Le chef de l'exécutif hongkongais a appelé mardi le mouvement pro-démocratie Occupy Central à mettre "immédiatement" fin aux manifestations. Ces dernières perturbent depuis trois jours le fonctionnement du centre financier de la ville chinoise.

"Les fondateurs d'Occupy Central ont dit à plusieurs reprises que si le mouvement devenait incontrôlable, ils appelleraient à y mettre un terme. Je leur demande maintenant de respecter leur engagement et de mettre immédiatement fin à leur campagne", a déclaré Leung Chun-ying après les heurts qui ont opposé dimanche soir des manifestants aux agents ayant tenté de les déloger en utilisant des gaz lacrymogènes.

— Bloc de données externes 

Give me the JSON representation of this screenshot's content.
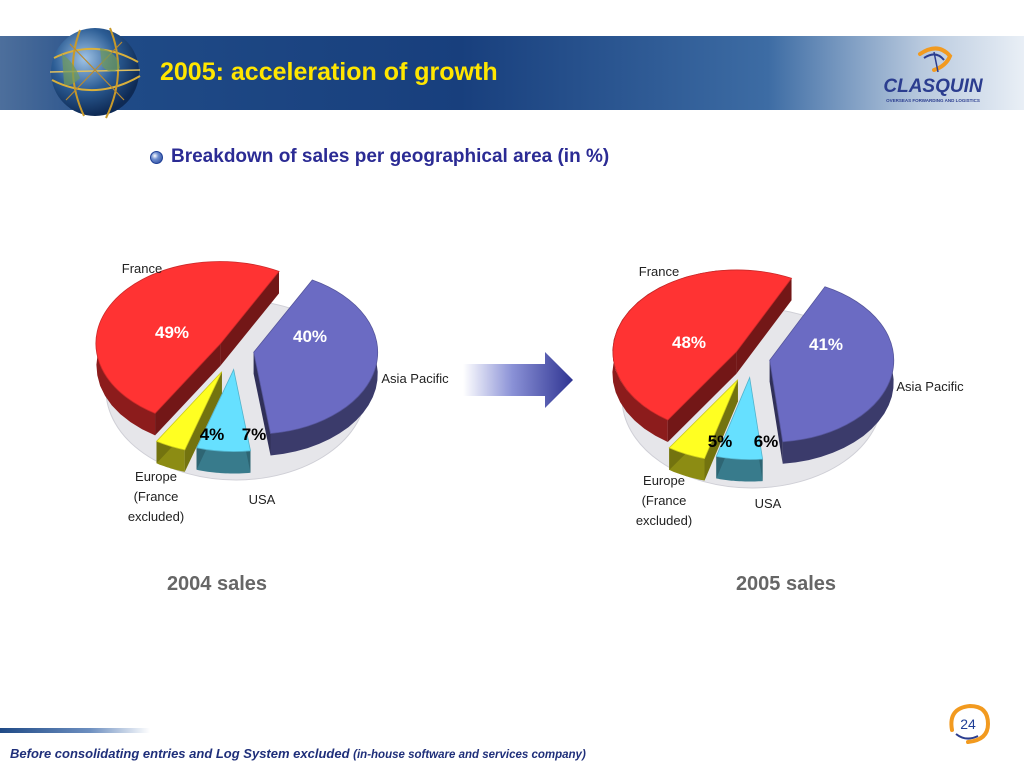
{
  "slide": {
    "title": "2005: acceleration of growth",
    "subtitle": "Breakdown of sales per geographical area (in %)",
    "footer_main": "Before consolidating entries and Log System excluded",
    "footer_paren": "(in-house software and services company)",
    "page_number": "24"
  },
  "logo": {
    "name": "CLASQUIN",
    "tagline": "OVERSEAS FORWARDING AND LOGISTICS"
  },
  "colors": {
    "title": "#ffe600",
    "subtitle": "#2b2b94",
    "france": "#ff3333",
    "asia_pacific": "#6b6bc3",
    "europe": "#ffff22",
    "usa": "#66e0ff",
    "arrow": "#3a3f99"
  },
  "icons": [
    "globe-icon",
    "clasquin-logo",
    "right-arrow-icon",
    "page-badge-icon",
    "bullet-icon"
  ],
  "chart_data": [
    {
      "type": "pie",
      "title": "2004 sales",
      "categories": [
        "France",
        "Asia Pacific",
        "Europe (France excluded)",
        "USA"
      ],
      "values": [
        49,
        40,
        4,
        7
      ],
      "value_labels": [
        "49%",
        "40%",
        "4%",
        "7%"
      ],
      "category_labels": [
        "France",
        "Asia Pacific",
        [
          "Europe",
          "(France",
          "excluded)"
        ],
        "USA"
      ],
      "exploded": true,
      "legend": "none"
    },
    {
      "type": "pie",
      "title": "2005 sales",
      "categories": [
        "France",
        "Asia Pacific",
        "Europe (France excluded)",
        "USA"
      ],
      "values": [
        48,
        41,
        5,
        6
      ],
      "value_labels": [
        "48%",
        "41%",
        "5%",
        "6%"
      ],
      "category_labels": [
        "France",
        "Asia Pacific",
        [
          "Europe",
          "(France",
          "excluded)"
        ],
        "USA"
      ],
      "exploded": true,
      "legend": "none"
    }
  ]
}
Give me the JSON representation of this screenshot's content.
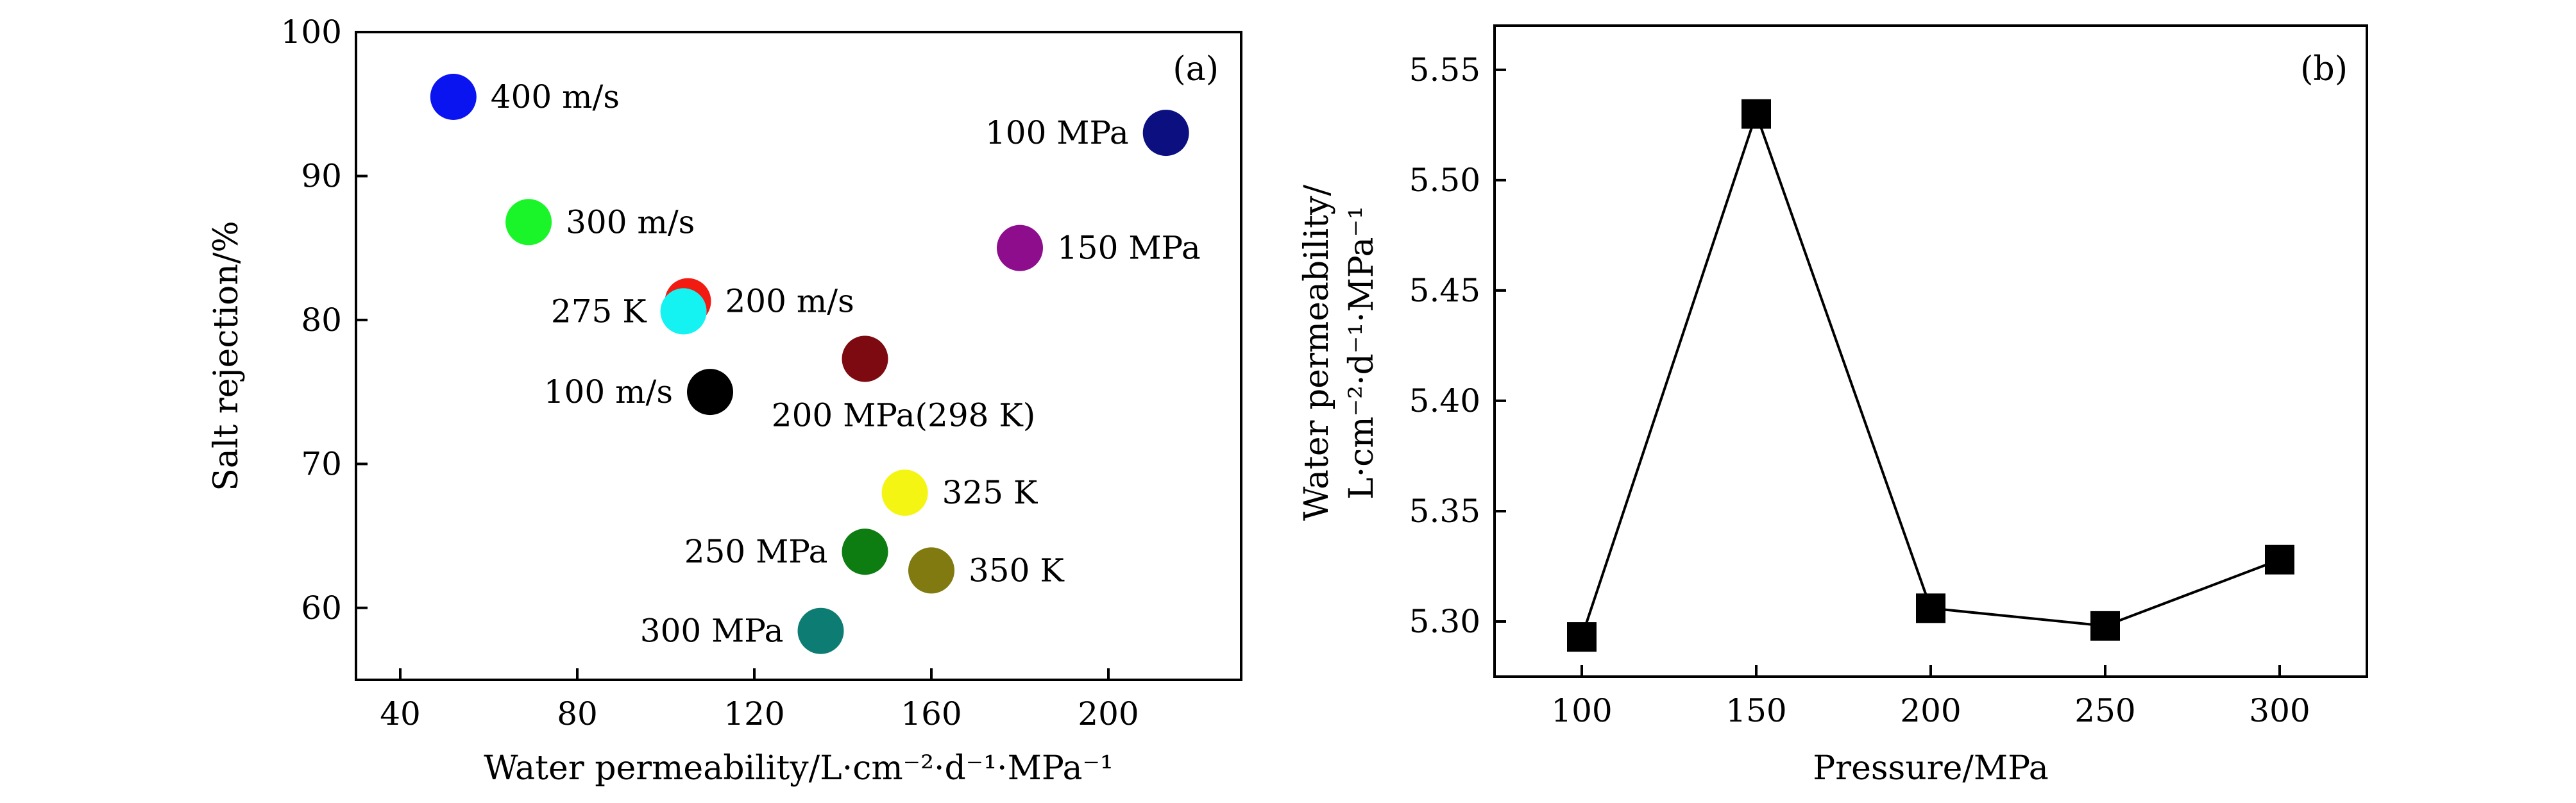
{
  "chart_data": [
    {
      "type": "scatter",
      "panel_label": "(a)",
      "xlabel": "Water permeability/L·cm⁻²·d⁻¹·MPa⁻¹",
      "ylabel": "Salt rejection/%",
      "xlim": [
        30,
        230
      ],
      "ylim": [
        55,
        100
      ],
      "x_ticks": [
        40,
        80,
        120,
        160,
        200
      ],
      "y_ticks": [
        60,
        70,
        80,
        90,
        100
      ],
      "grid": false,
      "points": [
        {
          "label": "400 m/s",
          "x": 52,
          "y": 95.5,
          "color": "#0a14f0",
          "label_side": "right"
        },
        {
          "label": "100 MPa",
          "x": 213,
          "y": 93,
          "color": "#0b0f80",
          "label_side": "left"
        },
        {
          "label": "300 m/s",
          "x": 69,
          "y": 86.8,
          "color": "#1af52a",
          "label_side": "right"
        },
        {
          "label": "150 MPa",
          "x": 180,
          "y": 85,
          "color": "#8d0d8d",
          "label_side": "right"
        },
        {
          "label": "200 m/s",
          "x": 105,
          "y": 81.3,
          "color": "#f21b12",
          "label_side": "right"
        },
        {
          "label": "275 K",
          "x": 104,
          "y": 80.6,
          "color": "#14f2f2",
          "label_side": "left"
        },
        {
          "label": "200 MPa(298 K)",
          "x": 145,
          "y": 77.3,
          "color": "#7d0a10",
          "label_side": "below"
        },
        {
          "label": "100 m/s",
          "x": 110,
          "y": 75,
          "color": "#000000",
          "label_side": "left"
        },
        {
          "label": "325 K",
          "x": 154,
          "y": 68,
          "color": "#f5f514",
          "label_side": "right"
        },
        {
          "label": "250 MPa",
          "x": 145,
          "y": 63.9,
          "color": "#0d7d12",
          "label_side": "left"
        },
        {
          "label": "350 K",
          "x": 160,
          "y": 62.6,
          "color": "#807a10",
          "label_side": "right"
        },
        {
          "label": "300 MPa",
          "x": 135,
          "y": 58.4,
          "color": "#0d7d74",
          "label_side": "left"
        }
      ]
    },
    {
      "type": "line",
      "panel_label": "(b)",
      "xlabel": "Pressure/MPa",
      "ylabel_line1": "Water permeability/",
      "ylabel_line2": "L·cm⁻²·d⁻¹·MPa⁻¹",
      "xlim": [
        75,
        325
      ],
      "ylim": [
        5.275,
        5.57
      ],
      "x_ticks": [
        100,
        150,
        200,
        250,
        300
      ],
      "y_ticks": [
        "5.30",
        "5.35",
        "5.40",
        "5.45",
        "5.50",
        "5.55"
      ],
      "grid": false,
      "marker": "square",
      "x": [
        100,
        150,
        200,
        250,
        300
      ],
      "y": [
        5.293,
        5.53,
        5.306,
        5.298,
        5.328
      ]
    }
  ]
}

Les quartiers envahis pour la deuxième nuit d'affilée par les manifestants étaient inhabituellement calmes mardi matin et de grandes artères routières d'ordinaire congestionnées étaient presque désertes, abandonnées aux cyclistes et aux piétons. Les employés gagnaient à pied leur lieu de travail ou attrapaient des taxis, alors que la circulation des bus et du métro restait très perturbée.

Dents de diable

Lundi soir, plusieurs dizaines de milliers de personnes, dont une majorité d'étudiants et de lycéens, s'étaient encore rassemblés dans les quartiers d'Admiralty, non loin du siège du gouvernement, Causeway Bay, temple du shopping, et Mong Kok, en face de l'île de Kowloon, sur le continent.

Ils ont conspué Leung Chun-ying, dont l'effigie flanquée de dents de diable était promenée dans la foule, réclamé sa démission et scandé les désormais traditionnels slogans d'appel au plein suffrage universel en 2017. Mais l'atmosphère était nettement plus détendue que la veille lorsque les forces de l'ordre avaient tiré sur les protestataires des salves de gaz lacrymogène et au poivre.

Les étudiants et les lycéens sont le fer de lance de la campagne de désobéissance civile lancée pour dénoncer ce que nombre de Hongkongais perçoivent comme une mainmise grandissante de Pékin sur les affaires locales. Ils s'insurgent contre la décision de Pékin d'accorder le suffrage universel à l'élection du chef de l'exécutif en 2017 tout en gardant le contrôle des candidatures.